Hey there! I’m looking to get the community’s thoughts on deploying a combination of an open source application in combination with closed source additions. 99% of the application is open-source, ready to be self-hosted by anyone. The remaining 1% would be closed source to support a SaaS version of the application.
Microservices: The closed source additions would be separate services
that communicate with the main application via APIs. This would allow
the main application to remain open source, while the closed source
additions could be hosted on a separate server. The downside is that
maintenance, testing, and deployment would be more complex than
necessary.
Injecting files: The closed source additions would be injected into
the main application at build time. This would allow the main
application to remain open source, while the closed source additions
would be included in the same deployment. I’ve never seen this done
so I’m not sure how feasible it is, or if it would introduce some
maintenance headaches.
Umbrella application: I could structure the application as an umbrella
application, with the main application and the closed source additions
as separate applications under the same umbrella. At build time, the
closed source additions would be included. I’ve never worked with
such a structure before, so I’m not sure how feasible it is.
Do you have any experience with deploying an elixir with the combination open-source + closed source parts? I would appreciate any feedback or help.
Why not simply two separate applications, where the closed source one depends on the open source one and builds a release with both? No need for an umbrella for that approach.
Extremely simple, either use the dependency directly from your git with an authorized keypair or have a private package on hexpm, then you can simply use an authorization token to fetch it.
That would mean that the open-source CI pipeline fetches the private repo/hex package during its runtime, and uses it for testing, right? Aren’t you exposing the private repository into the public in that case?
Highly depends on how you package. As @LostKobrakai mentioned already, you can have the OSS application and the private one containing your OSS + closed-source code.
Think of it the same as how Oban is. The OSS version is completely open, then the pro version uses the functionality of the OSS one + additional closed-source.

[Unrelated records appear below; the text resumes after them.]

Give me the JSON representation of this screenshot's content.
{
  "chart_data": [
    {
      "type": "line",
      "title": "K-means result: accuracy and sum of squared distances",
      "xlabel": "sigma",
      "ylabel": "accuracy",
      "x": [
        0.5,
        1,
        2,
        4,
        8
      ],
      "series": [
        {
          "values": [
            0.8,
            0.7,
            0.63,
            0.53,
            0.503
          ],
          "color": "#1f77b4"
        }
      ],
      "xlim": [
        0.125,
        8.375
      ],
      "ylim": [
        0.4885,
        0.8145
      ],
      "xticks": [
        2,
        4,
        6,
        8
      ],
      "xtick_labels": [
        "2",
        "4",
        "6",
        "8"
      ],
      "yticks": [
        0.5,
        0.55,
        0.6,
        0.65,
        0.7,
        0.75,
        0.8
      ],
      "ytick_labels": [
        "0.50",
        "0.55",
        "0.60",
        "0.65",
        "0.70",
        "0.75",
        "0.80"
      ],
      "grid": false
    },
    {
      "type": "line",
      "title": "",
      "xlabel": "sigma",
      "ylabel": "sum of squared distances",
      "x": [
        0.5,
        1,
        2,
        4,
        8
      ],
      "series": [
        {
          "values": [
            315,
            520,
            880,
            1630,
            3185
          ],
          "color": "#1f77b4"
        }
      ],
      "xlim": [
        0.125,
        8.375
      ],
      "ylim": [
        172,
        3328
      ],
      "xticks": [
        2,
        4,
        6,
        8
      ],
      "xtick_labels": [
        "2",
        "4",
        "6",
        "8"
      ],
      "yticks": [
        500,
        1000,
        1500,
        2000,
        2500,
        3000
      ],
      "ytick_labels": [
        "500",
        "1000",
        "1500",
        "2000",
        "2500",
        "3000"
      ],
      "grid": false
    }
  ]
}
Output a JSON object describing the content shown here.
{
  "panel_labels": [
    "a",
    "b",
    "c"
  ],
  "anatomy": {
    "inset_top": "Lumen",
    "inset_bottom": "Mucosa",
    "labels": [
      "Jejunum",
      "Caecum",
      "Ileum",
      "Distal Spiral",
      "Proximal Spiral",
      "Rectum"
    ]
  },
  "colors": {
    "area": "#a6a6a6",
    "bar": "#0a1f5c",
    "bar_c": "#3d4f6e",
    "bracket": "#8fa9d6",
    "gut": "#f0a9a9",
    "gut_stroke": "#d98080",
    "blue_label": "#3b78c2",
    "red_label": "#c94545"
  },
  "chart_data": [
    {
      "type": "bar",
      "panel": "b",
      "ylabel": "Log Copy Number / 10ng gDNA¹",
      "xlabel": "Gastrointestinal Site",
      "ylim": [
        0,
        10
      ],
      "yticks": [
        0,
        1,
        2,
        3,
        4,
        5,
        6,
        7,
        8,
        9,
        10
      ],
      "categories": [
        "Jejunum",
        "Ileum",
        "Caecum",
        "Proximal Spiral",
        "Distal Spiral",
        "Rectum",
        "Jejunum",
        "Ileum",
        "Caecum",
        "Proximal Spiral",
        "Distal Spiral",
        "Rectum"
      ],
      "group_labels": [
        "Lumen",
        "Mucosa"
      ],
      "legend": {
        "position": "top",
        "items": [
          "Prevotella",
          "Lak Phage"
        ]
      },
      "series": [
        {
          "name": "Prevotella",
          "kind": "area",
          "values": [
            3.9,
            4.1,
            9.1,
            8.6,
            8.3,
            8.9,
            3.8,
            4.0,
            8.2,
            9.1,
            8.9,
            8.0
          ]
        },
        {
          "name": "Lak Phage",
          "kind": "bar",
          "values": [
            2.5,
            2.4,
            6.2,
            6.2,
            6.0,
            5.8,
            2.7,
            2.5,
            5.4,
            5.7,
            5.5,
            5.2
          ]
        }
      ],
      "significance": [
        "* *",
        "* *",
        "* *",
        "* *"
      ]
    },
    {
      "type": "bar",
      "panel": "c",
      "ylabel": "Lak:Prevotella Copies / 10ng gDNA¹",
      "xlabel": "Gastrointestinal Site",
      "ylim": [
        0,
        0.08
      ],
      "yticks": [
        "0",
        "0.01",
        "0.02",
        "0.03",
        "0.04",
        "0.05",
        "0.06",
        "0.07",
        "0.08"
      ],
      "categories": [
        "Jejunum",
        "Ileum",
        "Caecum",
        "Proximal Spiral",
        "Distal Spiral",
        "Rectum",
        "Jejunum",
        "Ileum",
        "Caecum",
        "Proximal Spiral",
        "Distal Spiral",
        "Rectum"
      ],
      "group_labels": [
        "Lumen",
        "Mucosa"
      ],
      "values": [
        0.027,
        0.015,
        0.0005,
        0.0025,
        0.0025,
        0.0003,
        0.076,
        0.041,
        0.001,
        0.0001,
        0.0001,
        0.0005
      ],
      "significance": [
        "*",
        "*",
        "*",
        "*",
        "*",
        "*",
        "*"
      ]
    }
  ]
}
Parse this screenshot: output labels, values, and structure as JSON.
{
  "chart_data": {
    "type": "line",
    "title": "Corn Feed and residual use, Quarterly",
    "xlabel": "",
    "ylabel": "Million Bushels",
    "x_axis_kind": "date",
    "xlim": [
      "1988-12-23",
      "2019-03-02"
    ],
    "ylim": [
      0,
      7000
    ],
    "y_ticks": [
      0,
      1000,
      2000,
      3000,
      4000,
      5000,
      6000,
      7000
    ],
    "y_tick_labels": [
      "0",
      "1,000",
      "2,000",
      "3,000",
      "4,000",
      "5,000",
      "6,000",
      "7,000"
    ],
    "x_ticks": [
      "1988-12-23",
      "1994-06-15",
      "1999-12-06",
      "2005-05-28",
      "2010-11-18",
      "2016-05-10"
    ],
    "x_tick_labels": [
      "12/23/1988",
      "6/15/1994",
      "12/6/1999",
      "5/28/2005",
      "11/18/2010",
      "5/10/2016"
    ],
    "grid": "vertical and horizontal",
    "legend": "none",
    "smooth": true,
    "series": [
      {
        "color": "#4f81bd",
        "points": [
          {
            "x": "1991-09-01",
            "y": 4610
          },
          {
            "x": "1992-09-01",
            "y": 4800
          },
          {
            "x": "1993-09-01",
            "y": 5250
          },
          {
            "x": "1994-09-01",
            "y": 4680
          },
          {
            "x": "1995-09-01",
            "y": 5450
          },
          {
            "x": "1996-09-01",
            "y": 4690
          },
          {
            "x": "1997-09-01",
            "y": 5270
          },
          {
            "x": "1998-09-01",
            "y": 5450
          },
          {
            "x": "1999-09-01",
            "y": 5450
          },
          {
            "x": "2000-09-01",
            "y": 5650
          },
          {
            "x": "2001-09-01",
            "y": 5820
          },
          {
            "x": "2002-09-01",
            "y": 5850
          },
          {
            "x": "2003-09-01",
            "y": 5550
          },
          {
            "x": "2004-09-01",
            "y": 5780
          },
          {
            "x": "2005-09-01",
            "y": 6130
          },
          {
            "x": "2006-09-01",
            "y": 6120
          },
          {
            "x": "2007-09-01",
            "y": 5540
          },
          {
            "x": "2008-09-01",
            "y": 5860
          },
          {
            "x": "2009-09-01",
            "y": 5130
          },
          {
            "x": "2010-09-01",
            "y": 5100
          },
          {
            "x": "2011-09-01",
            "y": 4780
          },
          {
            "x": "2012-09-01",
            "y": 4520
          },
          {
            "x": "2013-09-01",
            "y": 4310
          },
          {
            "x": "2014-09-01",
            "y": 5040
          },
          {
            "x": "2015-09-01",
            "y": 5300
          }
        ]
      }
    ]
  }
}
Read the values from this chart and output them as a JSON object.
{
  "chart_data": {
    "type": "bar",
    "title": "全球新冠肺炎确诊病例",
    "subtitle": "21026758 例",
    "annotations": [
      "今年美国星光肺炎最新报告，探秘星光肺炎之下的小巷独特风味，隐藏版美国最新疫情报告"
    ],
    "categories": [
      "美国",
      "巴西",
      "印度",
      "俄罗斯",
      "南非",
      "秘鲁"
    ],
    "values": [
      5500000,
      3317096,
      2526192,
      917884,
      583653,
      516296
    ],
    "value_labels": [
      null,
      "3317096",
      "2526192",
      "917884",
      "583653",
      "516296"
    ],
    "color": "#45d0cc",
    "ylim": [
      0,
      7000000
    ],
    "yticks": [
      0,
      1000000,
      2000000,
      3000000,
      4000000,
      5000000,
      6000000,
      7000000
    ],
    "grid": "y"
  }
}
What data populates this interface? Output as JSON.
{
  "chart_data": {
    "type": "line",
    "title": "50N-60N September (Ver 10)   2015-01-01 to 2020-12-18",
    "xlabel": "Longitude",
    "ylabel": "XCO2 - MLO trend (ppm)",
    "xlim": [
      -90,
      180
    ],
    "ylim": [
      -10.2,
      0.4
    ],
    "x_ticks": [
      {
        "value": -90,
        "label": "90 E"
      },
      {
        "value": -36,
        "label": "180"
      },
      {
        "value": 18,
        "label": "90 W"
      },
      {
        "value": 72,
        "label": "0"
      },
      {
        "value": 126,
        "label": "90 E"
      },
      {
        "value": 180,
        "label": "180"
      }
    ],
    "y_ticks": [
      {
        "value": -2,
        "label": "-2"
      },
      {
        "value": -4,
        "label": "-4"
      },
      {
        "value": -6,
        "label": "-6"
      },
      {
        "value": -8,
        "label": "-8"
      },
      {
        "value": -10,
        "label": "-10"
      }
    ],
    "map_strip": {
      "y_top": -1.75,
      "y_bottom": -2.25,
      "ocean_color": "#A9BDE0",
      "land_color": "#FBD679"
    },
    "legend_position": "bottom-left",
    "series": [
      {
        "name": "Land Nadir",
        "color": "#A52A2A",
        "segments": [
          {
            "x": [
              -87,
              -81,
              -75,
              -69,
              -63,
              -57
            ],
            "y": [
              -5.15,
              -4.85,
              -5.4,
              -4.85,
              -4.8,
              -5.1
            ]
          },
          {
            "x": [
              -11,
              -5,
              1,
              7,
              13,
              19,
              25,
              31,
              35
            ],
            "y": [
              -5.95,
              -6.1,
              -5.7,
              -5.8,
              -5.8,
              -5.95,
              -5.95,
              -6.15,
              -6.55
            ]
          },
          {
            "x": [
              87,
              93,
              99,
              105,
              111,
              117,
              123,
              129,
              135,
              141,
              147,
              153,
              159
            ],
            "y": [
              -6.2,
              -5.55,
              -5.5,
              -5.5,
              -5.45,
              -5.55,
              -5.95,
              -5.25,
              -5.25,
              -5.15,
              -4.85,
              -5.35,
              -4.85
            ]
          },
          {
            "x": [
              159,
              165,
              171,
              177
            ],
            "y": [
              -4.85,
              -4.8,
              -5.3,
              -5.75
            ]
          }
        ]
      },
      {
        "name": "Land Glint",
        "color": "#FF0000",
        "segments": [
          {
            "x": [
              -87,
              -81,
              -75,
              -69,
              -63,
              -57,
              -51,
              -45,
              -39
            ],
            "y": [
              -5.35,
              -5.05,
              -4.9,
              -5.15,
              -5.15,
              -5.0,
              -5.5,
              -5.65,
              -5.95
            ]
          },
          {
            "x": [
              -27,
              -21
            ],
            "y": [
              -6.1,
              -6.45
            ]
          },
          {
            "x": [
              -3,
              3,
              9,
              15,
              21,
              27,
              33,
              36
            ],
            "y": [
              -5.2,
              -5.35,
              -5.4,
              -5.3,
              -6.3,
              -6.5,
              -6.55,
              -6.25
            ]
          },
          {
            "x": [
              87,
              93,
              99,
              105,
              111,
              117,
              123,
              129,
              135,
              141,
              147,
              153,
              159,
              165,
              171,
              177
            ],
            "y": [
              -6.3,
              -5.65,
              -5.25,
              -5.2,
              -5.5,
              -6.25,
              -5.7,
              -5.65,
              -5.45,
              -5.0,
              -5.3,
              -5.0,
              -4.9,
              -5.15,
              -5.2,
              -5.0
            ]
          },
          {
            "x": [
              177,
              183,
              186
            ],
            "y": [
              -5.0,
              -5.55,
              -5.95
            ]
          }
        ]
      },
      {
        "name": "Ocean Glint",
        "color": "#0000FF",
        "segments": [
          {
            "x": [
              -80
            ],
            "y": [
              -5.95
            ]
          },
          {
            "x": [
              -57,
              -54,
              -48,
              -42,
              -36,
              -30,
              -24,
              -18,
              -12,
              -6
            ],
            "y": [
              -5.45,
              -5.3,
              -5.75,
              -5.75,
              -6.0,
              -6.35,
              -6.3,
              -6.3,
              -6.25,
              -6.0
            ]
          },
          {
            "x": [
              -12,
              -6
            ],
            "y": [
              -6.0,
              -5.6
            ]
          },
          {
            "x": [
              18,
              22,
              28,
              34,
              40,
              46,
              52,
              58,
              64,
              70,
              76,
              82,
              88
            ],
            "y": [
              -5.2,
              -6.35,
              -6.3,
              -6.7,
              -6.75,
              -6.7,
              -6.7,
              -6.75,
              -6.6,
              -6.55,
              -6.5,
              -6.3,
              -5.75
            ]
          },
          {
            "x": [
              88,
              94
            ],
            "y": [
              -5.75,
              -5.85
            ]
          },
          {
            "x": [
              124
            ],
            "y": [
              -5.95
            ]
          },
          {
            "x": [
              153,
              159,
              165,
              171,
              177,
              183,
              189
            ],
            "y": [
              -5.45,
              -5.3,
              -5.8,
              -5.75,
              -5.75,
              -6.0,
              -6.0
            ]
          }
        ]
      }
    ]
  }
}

Reporting back (for other curious readers) that I’ve started an experiment as suggested to include the main application as a dependency. I’ve added the main application as a git submodule, and added it to the dependency list of wrapper project.
It didn’t go very smoothly, but I haven’t yet given up. Here are some problems:
The original application declares quite a lot of configuration options in its config/config.exs. Unfortunately, this is ignored by the wrapper application. So I would need a way to share the configuration options between the two apps.
CI is not trivial. The majority of development happens in the original application, and every commit is fully tested. The private parts can’t be pulled as part of the open-source pipeline because it would expose the source code (and then what’s the point in splitting it?), so my best answer to this is to write contract tests in the original app, and make sure to not break the API that is the connection point between the app and the admin interface.
The original is meant to be released as a docker image. The wrapper needs to maintain a similar docker build. This is achievable, but some duplication seems to be necessary.
I also got some good ideas from Sharing code across apps. Continuing forward and reporting back how it goes.
I wanted to share an update on the experiment I mentioned earlier, where I tried including the main application as a dependency. After spending some time wrestling with it, I decided to scrap the idea and go in a different direction. Here’s how it played out.
The original approach involved adding the main application as a Git submodule and listing it as a dependency in the wrapper project. While it worked in theory, the practice was a mess. Configurations in config/config.exs didn’t carry over cleanly, which meant I had to figure out how to share them between apps. CI pipelines were even trickier since the main application is private, and I couldn’t just pull it into the open-source pipeline without exposing the source code. Then there was the duplication in Docker builds. It was too much pain for too little gain.
So I took a step back to rethink the whole setup. Turns out, the admin panel didn’t need to be its own project. We moved it into the main repository under an ee/ directory, where it could live alongside the rest of the app. To keep the licensing clear, we added a note that the ee parts are under a different license, while the main app stays Apache-2.
The hardest part of the transition was restructuring the asset pipeline. We had to move it to the root of the project so it could handle both the standard assets and the ones in the ee/assets directory. It took some work, but now it’s all in one place and working as it should.
This new setup is simpler, easier to maintain, and feels a lot better to work with. Sometimes the right solution is the one that looks obvious in hindsight. Thanks to everyone who shared advice and ideas earlier. It made all the difference.